Company background: Specialization: Statistical Computing; Multivariate Regression Analysis; Software Development; Statistical Graphics; Non-Linear Regression; Design of Experiments (DOX); Geostatistics; Categorical Response Modeling.

Contact: Marshall B. Hardy

Title: Staff Scientist and Statistician

Country: USA

Award Category: Innovative Problem Solver

Tell us about the business problem you were trying to solve?
I had a long career in industry and developed many formulas. One for reducing alpha in multiple comparison and stepwise procedures is an approximate False Discovery Rate, AFDR = min(mean(alpha)) for m dependent tests =alpha*(m+1)/(2m*[ln(m)+.57721]+1), AFDR in wikipedia.org/wiki/False_discovery_rate

How did you use SAS to solve that business problem? What products did you use and how did you use them?
I've used this for decades in SAS multiple comparison and stepwise procedures requiring the user to input an alpha level.
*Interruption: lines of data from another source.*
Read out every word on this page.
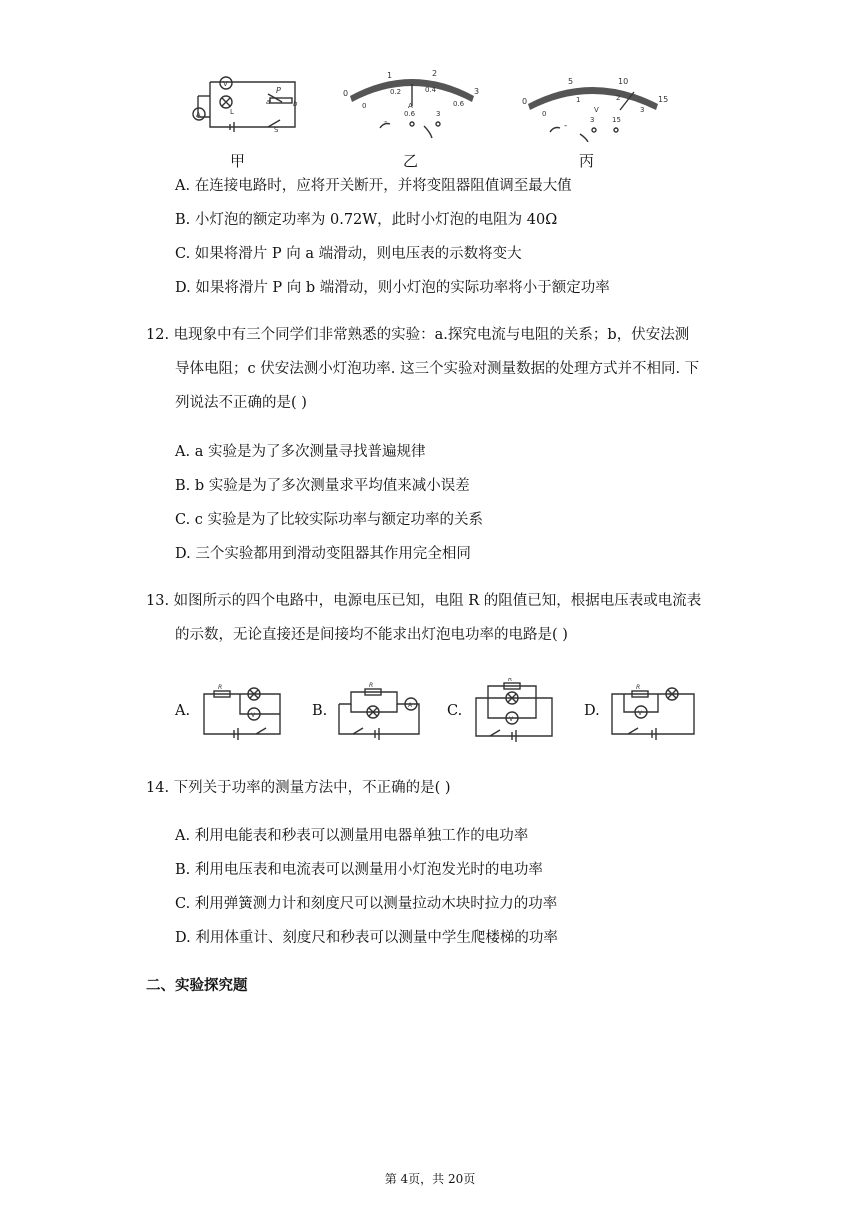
V
A
P
a	b
L
S
0
1	2
3
0
0.2	0.4
0.6
A
-
0.6	3
0
5	10
15
0
1	2
3
V
-
3	15
甲	乙	丙
A. 在连接电路时，应将开关断开，并将变阻器阻值调至最大值
B. 小灯泡的额定功率为 0.72W，此时小灯泡的电阻为 40Ω
C. 如果将滑片 P 向 a 端滑动，则电压表的示数将变大
D. 如果将滑片 P 向 b 端滑动，则小灯泡的实际功率将小于额定功率
12. 电现象中有三个同学们非常熟悉的实验：a.探究电流与电阻的关系；b，伏安法测
导体电阻；c 伏安法测小灯泡功率. 这三个实验对测量数据的处理方式并不相同. 下
列说法不正确的是( )
A. a 实验是为了多次测量寻找普遍规律
B. b 实验是为了多次测量求平均值来减小误差
C. c 实验是为了比较实际功率与额定功率的关系
D. 三个实验都用到滑动变阻器其作用完全相同
13. 如图所示的四个电路中，电源电压已知，电阻 R 的阻值已知，根据电压表或电流表
的示数，无论直接还是间接均不能求出灯泡电功率的电路是( )
A.	B.	C.	D.
R
V
R
A
R
V
R
V
14. 下列关于功率的测量方法中，不正确的是( )
A. 利用电能表和秒表可以测量用电器单独工作的电功率
B. 利用电压表和电流表可以测量用小灯泡发光时的电功率
C. 利用弹簧测力计和刻度尺可以测量拉动木块时拉力的功率
D. 利用体重计、刻度尺和秒表可以测量中学生爬楼梯的功率
二、实验探究题
第 4页，共 20页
AFDR = min(mean(alpha)) for m dependent tests = alpha*(m+1)/(2m*[ln(m)+.57721]+1). https://en.wikipedia.org/wiki/False_discovery_rate#Benjamini%E2%80%93Yekutieli_procedure

What were the results or outcomes?
Better, more reliable models from SAS multiple comparison and stepwise procedures that take into account many dependent tests used to produce the models, by reducing alpha.

Why is this approach innovative?
SAS multiple comparison and stepwise procedures requiring the user to input an alpha level don't adjust the alpha level for many dependent tests used and should.